El padre se estaba humillando, aunque el hijo pródigo era el que debería haberlo hecho.
La mayoría de nosotros veríamos hoy este momento en que el padre corre a abrazar a su hijo como el momento más conmovedor y tierno de la parábola. Los fariseos no lo veían así. Tampoco el típico oyente de la audiencia de Jesús se lo tomaría con calma y admiraría la compasión del padre. Era un escándalo. Era chocante. Era incluso más ofensivo para ellos que los pecados del pródigo, pero el padre estaba dispuesto a aceptarlo.
Pero, a pesar de todo, el padre estaba dispuesto a que los aldeanos murmuraran entre sí: “¿Qué se cree que está haciendo? Este joven se aprovechó de su padre y pecó horriblemente contra él. El muchacho debería ser desterrado. En lugar de eso, este hombre que fue deshonrado por su propio hijo, ahora se deshonra a sí mismo aún más al abrazar al miserable joven”. En efecto, el padre se colocó entre su hijo y todo el desprecio, las burlas y los abusos que la gente de aquella cultura habría vertido naturalmente sobre la cabeza del muchacho.
Nuestra versión dice que el padre “fue motivado a misericordia” (Lc. 15:20), pero la expresión griega es aún más enfática. Utiliza una palabra que habla literalmente de una sensación en las vísceras o, en la jerga actual, de una corazonada. El padre se sintió fuertemente conmovido por la compasión, una emoción tan profunda y fuerte que le revolvió el estómago.
La compasión del padre no era solo pena por el pecado pasado de su hijo. Tampoco era solo una simpatía momentánea provocada por la suciedad actual del muchacho. (Recordemos que el pródigo ya estaba vestido con harapos y olía a cerdo). Sin duda, el sentimiento del padre hacia el hijo incluía un profundo sentimiento de piedad por todas las cosas terribles que el pecado ya le había hecho. Pero parece obvio que algo más amplificaba la angustia del padre en aquel preciso momento. Su acción de correr hacia el hijo e interceptarlo en el camino sugiere que tenía algo terriblemente urgente e inmediato en su mente. Por eso estoy convencido de que lo que movió al padre a correr fue un profundo sentimiento de empatía en anticipación del desprecio que seguramente se vertería sobre el hijo cuando atravesara el pueblo. El padre corrió para ser el primero en llegar hasta él, y así poder desviar el maltrato que sabía que sufriría el joven.

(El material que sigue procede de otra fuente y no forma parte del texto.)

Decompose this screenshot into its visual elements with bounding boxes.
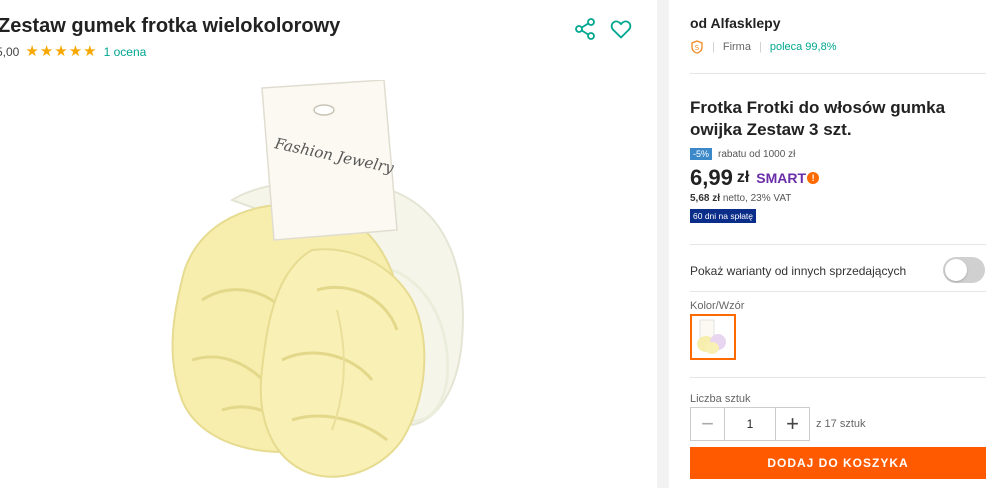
share-button[interactable] <box>573 17 597 41</box>
installments-badge[interactable]: 60 dni na spłatę <box>690 209 757 223</box>
color-label: Kolor/Wzór <box>690 300 745 312</box>
discount-badge: -5% <box>690 148 713 160</box>
netto-price: 5,68 zł netto, 23% VAT <box>690 193 791 204</box>
decrease-quantity-button[interactable]: − <box>691 408 724 440</box>
smart-label: SMART <box>756 170 807 186</box>
smart-info-icon: ! <box>807 172 820 184</box>
star-icon: ★ <box>68 43 83 60</box>
separator <box>690 377 986 378</box>
product-image[interactable]: Fashion Jewelry <box>162 79 482 488</box>
column-divider <box>657 0 669 488</box>
smart-badge[interactable]: SMART ! <box>756 170 820 186</box>
rating-summary: 5,00 ★ ★ ★ ★ ★ 1 ocena <box>0 44 146 59</box>
svg-text:S: S <box>695 44 700 52</box>
seller-type: Firma <box>722 41 751 53</box>
separator <box>690 291 986 292</box>
color-swatch[interactable] <box>690 314 736 360</box>
price-row: 6,99 zł SMART ! <box>690 165 820 191</box>
increase-quantity-button[interactable]: + <box>776 408 809 440</box>
netto-value: 5,68 zł <box>690 193 721 204</box>
quantity-input[interactable] <box>724 408 776 440</box>
offer-title: Frotka Frotki do włosów gumka owijka Zes… <box>690 98 946 139</box>
offer-panel: od Alfasklepy S | Firma | poleca 99,8% F… <box>669 0 999 488</box>
discount-text: rabatu od 1000 zł <box>718 148 796 160</box>
toggle-knob <box>945 259 967 281</box>
rating-count-link[interactable]: 1 ocena <box>104 45 147 59</box>
other-sellers-toggle[interactable] <box>943 257 985 283</box>
seller-meta: S | Firma | poleca 99,8% <box>690 40 837 54</box>
seller-name[interactable]: od Alfasklepy <box>690 15 781 31</box>
add-to-cart-button[interactable]: DODAJ DO KOSZYKA <box>690 447 986 479</box>
stock-info: z 17 sztuk <box>816 418 866 430</box>
price-currency: zł <box>736 169 750 186</box>
star-icon: ★ <box>83 43 97 60</box>
heart-icon <box>610 20 632 39</box>
discount-info: -5% rabatu od 1000 zł <box>690 148 795 160</box>
price-value: 6,99 <box>690 165 733 190</box>
seller-recommend-rate[interactable]: poleca 99,8% <box>770 41 837 53</box>
minus-icon: − <box>701 411 714 436</box>
rating-stars: ★ ★ ★ ★ ★ <box>25 44 97 59</box>
separator <box>690 73 986 74</box>
star-icon: ★ <box>25 43 39 60</box>
netto-text: netto, 23% VAT <box>722 193 792 204</box>
quantity-stepper: − + <box>690 407 810 441</box>
super-seller-icon: S <box>691 40 703 54</box>
other-sellers-label: Pokaż warianty od innych sprzedających <box>690 264 907 278</box>
product-title: Zestaw gumek frotka wielokolorowy <box>0 15 341 37</box>
separator <box>690 244 986 245</box>
quantity-label: Liczba sztuk <box>690 393 751 405</box>
share-icon <box>575 18 595 40</box>
favorite-button[interactable] <box>609 17 633 41</box>
star-icon: ★ <box>54 43 68 60</box>
star-icon: ★ <box>39 43 54 60</box>
rating-value: 5,00 <box>0 44 20 59</box>
product-gallery-column: Zestaw gumek frotka wielokolorowy 5,00 ★… <box>0 0 657 488</box>
plus-icon: + <box>786 411 799 436</box>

Esta es una imagen muy apropiada de Cristo, que se humilló para buscar y salvar a los perdidos, y luego “sufrió la cruz, menospreciando el oprobio” (He. 12:2). Como este padre, Él tomó voluntariamente sobre Sí todo el amargo desprecio, el desdén, la burla y la ira que nuestro pecado merece plenamente. Incluso cargó con nuestra culpa sobre Sus inocentes hombros. Lo soportó todo por nosotros y en nuestro lugar.
Si se conociera la verdad, el comportamiento de este padre, por extraordinario que pudiera haber parecido a la audiencia de Jesús, no era en realidad nada muy notable comparado con la asombrosa gracia revelada en la encarnación y muerte de Cristo. De hecho, esa era una de las lecciones clave con las que Jesús estaba desafiando a los fariseos, a través de Su relato.